# 1. Introduction

A Binary Search Tree (BST) is a binary tree where each node has a comparable value, and the left subtree of a node contains only nodes with values less than the node's value, while the right subtree only nodes with values greater than the node's value. This provides an efficient way of inserting, looking up, and deleting items, as each decision cuts down the possibilities in half (similar to binary search).

# 2. Implementation Steps

1. Define a Node class with attributes value, left, and right.

2. Initialize a BinarySearchTree class with a root node.

3. Implement the insert method to add nodes in accordance with BST properties.

4. Implement a search method to find a value in the BST.

5. Implement the delete method to remove nodes from the BST.

6. Implement a display method to print the tree in an in-order traversal.

# 3. Implementation in Ruby Programming

``````class Node
attr_accessor :value, :left, :right
def initialize(value)
@value = value
@left = nil
@right = nil
end
end
class BinarySearchTree
def initialize
@root = nil
end
# Insert value into the BST
def insert(value)
@root = insert_recursive(@root, value)
end
# Search for a value in the BST
def search(value)
search_recursive(@root, value)
end
# Delete a value from the BST
def delete(value)
@root = delete_recursive(@root, value)
end
# Display BST in in-order traversal
def display
display_recursive(@root)
end
private
def insert_recursive(node, value)
return Node.new(value) if node.nil?
if value < node.value
node.left = insert_recursive(node.left, value)
elsif value > node.value
node.right = insert_recursive(node.right, value)
end
node
end
def search_recursive(node, value)
return false if node.nil?
return true if node.value == value
value < node.value ? search_recursive(node.left, value) : search_recursive(node.right, value)
end
def delete_recursive(node, value)
return nil if node.nil?
if value < node.value
node.left = delete_recursive(node.left, value)
elsif value > node.value
node.right = delete_recursive(node.right, value)
else
return node.right if node.left.nil?
return node.left if node.right.nil?
min_larger_node = find_min(node.right)
node.value = min_larger_node.value
node.right = delete_recursive(node.right, min_larger_node.value)
end
node
end
def find_min(node)
current = node
current = current.left while current.left
current
end
def display_recursive(node)
return if node.nil?
display_recursive(node.left)
puts node.value
display_recursive(node.right)
end
end
# Client code
bst = BinarySearchTree.new
[50, 30, 70, 20, 40, 60, 80].each { |i| bst.insert(i) }
puts "In-order traversal of BST:"
bst.display
puts "Searching for 25 in BST: #{bst.search(25)}"
puts "Searching for 70 in BST: #{bst.search(70)}"
bst.delete(70)
puts "After deleting 70, in-order traversal:"
bst.display
``````

### Output:

```In-order traversal of BST:
20
30
40
50
60
70
80
Searching for 25 in BST: false
Searching for 70 in BST: true
After deleting 70, in-order traversal:
20
30
40
50
60
80
```

### Explanation:

1. The Node class represents each element in the BST. Each node has a value, a left child, and a right child.

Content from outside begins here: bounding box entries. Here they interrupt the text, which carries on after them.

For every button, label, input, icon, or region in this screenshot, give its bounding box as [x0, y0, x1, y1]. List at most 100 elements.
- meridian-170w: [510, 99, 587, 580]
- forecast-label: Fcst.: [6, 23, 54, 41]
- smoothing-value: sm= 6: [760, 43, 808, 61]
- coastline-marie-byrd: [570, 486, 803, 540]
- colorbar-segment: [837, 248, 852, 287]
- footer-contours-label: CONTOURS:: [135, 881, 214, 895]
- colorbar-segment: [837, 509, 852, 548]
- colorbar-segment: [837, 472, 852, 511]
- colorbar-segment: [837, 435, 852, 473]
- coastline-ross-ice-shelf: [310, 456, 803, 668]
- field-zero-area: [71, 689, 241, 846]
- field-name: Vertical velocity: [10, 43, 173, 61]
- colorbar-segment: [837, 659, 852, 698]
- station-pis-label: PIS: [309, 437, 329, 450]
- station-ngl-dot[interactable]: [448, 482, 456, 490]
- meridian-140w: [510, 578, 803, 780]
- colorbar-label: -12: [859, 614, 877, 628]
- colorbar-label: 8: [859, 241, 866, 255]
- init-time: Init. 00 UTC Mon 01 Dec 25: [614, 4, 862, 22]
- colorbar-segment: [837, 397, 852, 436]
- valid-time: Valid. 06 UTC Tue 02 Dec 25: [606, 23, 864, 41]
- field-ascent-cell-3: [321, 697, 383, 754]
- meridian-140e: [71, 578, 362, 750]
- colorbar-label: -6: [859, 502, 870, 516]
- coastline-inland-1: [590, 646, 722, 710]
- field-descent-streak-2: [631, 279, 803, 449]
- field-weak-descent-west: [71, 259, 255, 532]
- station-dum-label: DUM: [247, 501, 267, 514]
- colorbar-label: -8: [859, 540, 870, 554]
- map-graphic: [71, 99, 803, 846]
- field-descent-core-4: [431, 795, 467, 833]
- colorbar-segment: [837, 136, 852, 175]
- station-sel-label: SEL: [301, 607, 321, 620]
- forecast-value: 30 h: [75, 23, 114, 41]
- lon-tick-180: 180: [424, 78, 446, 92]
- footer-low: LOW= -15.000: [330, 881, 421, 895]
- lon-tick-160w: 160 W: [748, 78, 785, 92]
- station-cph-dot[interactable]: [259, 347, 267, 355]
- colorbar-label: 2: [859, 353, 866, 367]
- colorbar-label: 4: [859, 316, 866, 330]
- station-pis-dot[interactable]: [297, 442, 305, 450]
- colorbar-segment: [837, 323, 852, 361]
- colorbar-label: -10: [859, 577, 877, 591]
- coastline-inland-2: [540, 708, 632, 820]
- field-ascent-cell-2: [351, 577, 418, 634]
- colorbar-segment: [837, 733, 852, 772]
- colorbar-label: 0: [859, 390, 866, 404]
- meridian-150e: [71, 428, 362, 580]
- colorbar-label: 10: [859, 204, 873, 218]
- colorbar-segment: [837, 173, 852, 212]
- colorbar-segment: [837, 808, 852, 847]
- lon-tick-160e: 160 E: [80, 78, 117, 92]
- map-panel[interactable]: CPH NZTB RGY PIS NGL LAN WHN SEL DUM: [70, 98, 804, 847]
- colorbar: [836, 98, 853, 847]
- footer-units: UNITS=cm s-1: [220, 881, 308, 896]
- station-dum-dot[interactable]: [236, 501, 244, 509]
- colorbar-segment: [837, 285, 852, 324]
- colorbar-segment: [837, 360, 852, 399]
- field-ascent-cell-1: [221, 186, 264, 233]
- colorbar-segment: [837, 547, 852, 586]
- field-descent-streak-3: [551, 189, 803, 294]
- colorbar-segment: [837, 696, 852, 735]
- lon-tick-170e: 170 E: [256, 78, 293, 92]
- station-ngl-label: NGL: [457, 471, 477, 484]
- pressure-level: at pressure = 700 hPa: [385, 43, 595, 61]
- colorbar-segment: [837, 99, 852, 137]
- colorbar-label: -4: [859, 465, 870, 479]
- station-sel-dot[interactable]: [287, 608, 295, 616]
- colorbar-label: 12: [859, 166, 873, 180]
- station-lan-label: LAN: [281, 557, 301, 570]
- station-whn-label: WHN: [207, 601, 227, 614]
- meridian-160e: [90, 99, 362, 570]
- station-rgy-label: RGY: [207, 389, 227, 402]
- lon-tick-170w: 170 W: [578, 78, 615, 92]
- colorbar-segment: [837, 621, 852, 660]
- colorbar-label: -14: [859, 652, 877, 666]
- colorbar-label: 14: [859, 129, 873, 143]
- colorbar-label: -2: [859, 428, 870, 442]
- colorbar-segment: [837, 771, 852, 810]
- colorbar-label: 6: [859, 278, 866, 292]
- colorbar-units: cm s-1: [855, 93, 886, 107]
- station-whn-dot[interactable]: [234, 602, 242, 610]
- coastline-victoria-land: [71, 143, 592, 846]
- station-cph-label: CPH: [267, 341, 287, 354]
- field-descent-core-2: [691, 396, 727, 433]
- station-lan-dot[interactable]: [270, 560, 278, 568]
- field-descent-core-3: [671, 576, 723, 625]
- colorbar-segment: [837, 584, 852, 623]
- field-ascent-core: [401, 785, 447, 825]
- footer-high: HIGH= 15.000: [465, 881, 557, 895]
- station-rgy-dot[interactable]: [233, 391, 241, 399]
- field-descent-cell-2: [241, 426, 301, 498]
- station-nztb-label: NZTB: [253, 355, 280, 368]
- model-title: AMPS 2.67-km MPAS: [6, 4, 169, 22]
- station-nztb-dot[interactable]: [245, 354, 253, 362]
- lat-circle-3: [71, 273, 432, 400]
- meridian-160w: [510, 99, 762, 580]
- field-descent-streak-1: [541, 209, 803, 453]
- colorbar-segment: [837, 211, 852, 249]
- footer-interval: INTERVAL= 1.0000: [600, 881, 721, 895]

2. The BinarySearchTree class initializes with a root node set to nil.

3. The insert method adds a value to the tree according to BST properties.

4. The search method looks for a value in the BST and returns a boolean.

5. The delete method removes a node with a given value from the BST.

6. The private helper functions facilitate various BST operations, including insert_recursive, search_recursive, delete_recursive, and display_recursive. The find_min function retrieves the smallest node from the right subtree, used during node deletion.

7. The client code demonstrates insertion, display, search, and deletion operations on the BST.